The case aims to close a loophole allegedly used by Chinese manufacturers since 2012, when Washington imposed tariffs on Chinese solar cells, the basic building blocks of a panel. Chinese companies evaded paying duties by assembling panels with cells made elsewhere, such as Taiwan, according to SolarWorld, whose U.S. unit filed the case in December. It alleges its Chinese competitors benefit illegally from government grants, free land, discounted loans and raw materials, and more.

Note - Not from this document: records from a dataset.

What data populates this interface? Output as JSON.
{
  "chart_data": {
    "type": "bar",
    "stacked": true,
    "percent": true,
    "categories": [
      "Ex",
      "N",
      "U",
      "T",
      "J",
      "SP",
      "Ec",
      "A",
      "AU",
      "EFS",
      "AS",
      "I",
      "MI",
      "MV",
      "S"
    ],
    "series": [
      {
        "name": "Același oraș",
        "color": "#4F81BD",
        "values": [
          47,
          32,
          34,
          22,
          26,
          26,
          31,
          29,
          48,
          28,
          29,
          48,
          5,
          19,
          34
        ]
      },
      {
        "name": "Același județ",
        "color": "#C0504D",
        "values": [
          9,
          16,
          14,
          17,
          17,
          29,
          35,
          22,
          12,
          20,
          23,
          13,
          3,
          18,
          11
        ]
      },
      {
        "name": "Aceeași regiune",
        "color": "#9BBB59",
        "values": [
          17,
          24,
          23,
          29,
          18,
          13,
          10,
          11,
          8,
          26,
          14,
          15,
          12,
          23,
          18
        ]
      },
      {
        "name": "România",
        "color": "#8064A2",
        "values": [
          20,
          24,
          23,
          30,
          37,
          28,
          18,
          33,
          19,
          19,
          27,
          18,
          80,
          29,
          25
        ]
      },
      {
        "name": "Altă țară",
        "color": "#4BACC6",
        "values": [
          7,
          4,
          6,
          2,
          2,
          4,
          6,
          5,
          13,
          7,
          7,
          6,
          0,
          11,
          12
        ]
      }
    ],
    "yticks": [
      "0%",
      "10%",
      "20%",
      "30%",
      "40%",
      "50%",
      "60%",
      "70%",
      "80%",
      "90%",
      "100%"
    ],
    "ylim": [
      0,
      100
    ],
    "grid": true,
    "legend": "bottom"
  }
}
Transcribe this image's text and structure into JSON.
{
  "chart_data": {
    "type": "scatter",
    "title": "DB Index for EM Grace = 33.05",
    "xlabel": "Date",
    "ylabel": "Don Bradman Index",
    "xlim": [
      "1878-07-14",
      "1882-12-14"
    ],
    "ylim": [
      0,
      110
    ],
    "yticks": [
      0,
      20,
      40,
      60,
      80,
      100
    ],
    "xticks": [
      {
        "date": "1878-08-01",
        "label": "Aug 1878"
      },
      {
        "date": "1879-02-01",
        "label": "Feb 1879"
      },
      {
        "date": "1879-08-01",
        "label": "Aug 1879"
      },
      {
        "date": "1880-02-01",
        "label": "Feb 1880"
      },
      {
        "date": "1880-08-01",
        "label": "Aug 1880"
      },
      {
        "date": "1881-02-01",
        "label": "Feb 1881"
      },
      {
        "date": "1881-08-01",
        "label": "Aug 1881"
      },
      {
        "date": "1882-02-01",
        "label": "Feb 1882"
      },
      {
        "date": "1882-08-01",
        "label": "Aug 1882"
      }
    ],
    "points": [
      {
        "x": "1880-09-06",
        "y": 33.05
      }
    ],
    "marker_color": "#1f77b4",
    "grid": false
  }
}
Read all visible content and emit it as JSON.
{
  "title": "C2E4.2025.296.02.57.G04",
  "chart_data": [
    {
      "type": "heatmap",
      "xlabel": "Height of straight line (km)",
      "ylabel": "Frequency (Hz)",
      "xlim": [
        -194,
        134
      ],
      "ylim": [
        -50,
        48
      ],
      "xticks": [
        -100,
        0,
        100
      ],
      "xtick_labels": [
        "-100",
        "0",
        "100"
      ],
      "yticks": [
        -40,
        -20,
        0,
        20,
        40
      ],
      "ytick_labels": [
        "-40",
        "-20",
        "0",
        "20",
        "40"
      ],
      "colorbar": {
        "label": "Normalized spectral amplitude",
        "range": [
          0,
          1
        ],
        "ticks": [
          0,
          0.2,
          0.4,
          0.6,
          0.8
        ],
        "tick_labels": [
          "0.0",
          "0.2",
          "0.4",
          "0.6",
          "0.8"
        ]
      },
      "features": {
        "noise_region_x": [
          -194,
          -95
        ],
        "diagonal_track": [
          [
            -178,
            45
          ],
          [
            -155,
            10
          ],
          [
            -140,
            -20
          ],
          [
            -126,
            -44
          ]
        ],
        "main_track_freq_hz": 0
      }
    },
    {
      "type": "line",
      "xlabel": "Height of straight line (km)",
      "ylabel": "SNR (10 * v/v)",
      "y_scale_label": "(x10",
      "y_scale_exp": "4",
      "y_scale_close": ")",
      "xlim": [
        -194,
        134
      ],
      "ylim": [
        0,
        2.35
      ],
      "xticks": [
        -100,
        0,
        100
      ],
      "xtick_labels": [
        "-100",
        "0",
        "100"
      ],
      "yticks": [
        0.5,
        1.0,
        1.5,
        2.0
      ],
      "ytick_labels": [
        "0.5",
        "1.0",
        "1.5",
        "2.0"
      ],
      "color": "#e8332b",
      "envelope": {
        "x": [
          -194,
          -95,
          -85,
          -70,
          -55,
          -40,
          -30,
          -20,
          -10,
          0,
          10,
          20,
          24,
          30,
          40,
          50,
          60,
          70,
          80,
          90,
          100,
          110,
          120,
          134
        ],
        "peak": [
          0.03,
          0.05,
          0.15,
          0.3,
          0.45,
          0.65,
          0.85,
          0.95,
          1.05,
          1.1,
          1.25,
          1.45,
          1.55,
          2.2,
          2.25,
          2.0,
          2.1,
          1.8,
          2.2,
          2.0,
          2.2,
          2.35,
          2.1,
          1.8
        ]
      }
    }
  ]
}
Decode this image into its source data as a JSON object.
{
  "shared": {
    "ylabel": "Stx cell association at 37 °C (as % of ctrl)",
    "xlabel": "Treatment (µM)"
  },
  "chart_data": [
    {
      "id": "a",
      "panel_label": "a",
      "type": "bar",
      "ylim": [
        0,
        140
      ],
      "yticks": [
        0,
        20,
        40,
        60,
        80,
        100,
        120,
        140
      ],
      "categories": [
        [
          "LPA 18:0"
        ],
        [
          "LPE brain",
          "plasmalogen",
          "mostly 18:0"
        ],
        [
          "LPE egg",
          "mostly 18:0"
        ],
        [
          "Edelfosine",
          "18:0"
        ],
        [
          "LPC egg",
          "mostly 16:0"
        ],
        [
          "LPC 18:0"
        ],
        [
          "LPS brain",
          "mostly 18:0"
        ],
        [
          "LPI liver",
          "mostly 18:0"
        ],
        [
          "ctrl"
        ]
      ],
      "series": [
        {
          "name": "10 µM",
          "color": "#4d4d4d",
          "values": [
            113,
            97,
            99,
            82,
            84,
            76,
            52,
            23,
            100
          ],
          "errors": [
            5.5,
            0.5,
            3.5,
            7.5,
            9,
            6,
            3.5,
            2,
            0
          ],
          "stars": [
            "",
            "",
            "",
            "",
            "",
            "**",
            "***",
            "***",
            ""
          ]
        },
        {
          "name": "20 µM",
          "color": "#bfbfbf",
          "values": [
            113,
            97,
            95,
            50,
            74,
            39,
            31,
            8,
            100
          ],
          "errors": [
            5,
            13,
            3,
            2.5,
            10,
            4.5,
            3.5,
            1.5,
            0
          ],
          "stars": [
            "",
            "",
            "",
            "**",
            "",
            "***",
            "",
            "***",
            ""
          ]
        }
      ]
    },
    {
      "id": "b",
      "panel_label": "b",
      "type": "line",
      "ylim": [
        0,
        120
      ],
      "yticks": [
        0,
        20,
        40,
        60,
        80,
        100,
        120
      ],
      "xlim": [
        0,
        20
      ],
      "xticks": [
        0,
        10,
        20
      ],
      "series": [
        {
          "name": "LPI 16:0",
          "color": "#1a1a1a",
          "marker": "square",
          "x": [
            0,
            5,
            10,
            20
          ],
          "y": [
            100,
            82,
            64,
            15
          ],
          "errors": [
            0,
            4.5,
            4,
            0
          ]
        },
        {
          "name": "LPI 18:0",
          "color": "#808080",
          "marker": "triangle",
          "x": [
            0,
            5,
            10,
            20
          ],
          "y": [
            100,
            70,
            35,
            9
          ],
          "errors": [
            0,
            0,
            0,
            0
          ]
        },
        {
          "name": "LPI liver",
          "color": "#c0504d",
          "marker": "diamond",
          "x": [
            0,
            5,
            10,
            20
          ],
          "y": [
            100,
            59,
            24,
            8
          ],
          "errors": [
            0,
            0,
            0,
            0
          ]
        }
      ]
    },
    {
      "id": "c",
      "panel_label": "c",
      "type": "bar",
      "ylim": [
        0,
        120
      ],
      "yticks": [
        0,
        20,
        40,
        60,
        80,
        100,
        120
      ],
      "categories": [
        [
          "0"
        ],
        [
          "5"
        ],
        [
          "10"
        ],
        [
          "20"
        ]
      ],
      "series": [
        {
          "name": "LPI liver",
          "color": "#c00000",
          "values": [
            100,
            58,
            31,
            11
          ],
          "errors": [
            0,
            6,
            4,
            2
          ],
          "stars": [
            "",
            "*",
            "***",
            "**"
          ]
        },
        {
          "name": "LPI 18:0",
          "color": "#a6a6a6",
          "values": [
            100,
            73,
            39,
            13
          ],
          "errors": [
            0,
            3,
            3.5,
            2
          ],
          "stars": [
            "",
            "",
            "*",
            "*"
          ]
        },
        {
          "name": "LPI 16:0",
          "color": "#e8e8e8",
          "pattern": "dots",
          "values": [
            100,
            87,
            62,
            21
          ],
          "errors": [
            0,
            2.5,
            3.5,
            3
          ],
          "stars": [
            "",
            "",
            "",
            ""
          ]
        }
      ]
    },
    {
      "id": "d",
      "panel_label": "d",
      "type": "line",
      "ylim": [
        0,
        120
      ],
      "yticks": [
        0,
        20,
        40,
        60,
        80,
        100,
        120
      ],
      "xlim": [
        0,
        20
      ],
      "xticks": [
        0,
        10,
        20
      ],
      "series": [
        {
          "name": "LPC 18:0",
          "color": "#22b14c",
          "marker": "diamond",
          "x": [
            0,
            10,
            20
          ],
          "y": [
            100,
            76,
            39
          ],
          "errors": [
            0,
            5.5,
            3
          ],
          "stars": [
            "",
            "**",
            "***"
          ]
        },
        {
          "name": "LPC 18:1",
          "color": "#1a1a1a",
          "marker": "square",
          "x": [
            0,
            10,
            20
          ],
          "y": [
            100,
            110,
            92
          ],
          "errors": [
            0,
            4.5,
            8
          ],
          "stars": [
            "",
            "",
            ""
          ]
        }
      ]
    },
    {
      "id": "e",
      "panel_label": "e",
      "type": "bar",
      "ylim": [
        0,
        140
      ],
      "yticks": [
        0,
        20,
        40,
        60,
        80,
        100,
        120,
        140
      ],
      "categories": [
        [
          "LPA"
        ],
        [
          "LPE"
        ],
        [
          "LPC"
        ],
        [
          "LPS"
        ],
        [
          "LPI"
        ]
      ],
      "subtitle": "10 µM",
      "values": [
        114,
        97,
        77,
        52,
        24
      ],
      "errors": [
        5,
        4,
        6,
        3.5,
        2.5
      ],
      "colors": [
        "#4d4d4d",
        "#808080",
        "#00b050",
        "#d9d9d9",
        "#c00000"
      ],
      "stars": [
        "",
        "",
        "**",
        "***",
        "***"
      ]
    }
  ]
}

“The tariff would not only hurt Chinese manufacturers, but also hamper the competitiveness” of solar power in the U.S. as the cost of power generation will rise, Sebastian Liu, investor relations director with JinkoSolar Holding Co., the best-performing Chinese solar manufacturer in the past year, said in a phone interview today. The company is discussing the situation with its lawyers, he said.
The U.S. is separately investigating allegations that Chinese and Taiwanese producers dumped solar products below cost. Its preliminary ruling is expected on July 25, according to Bloomberg BNA.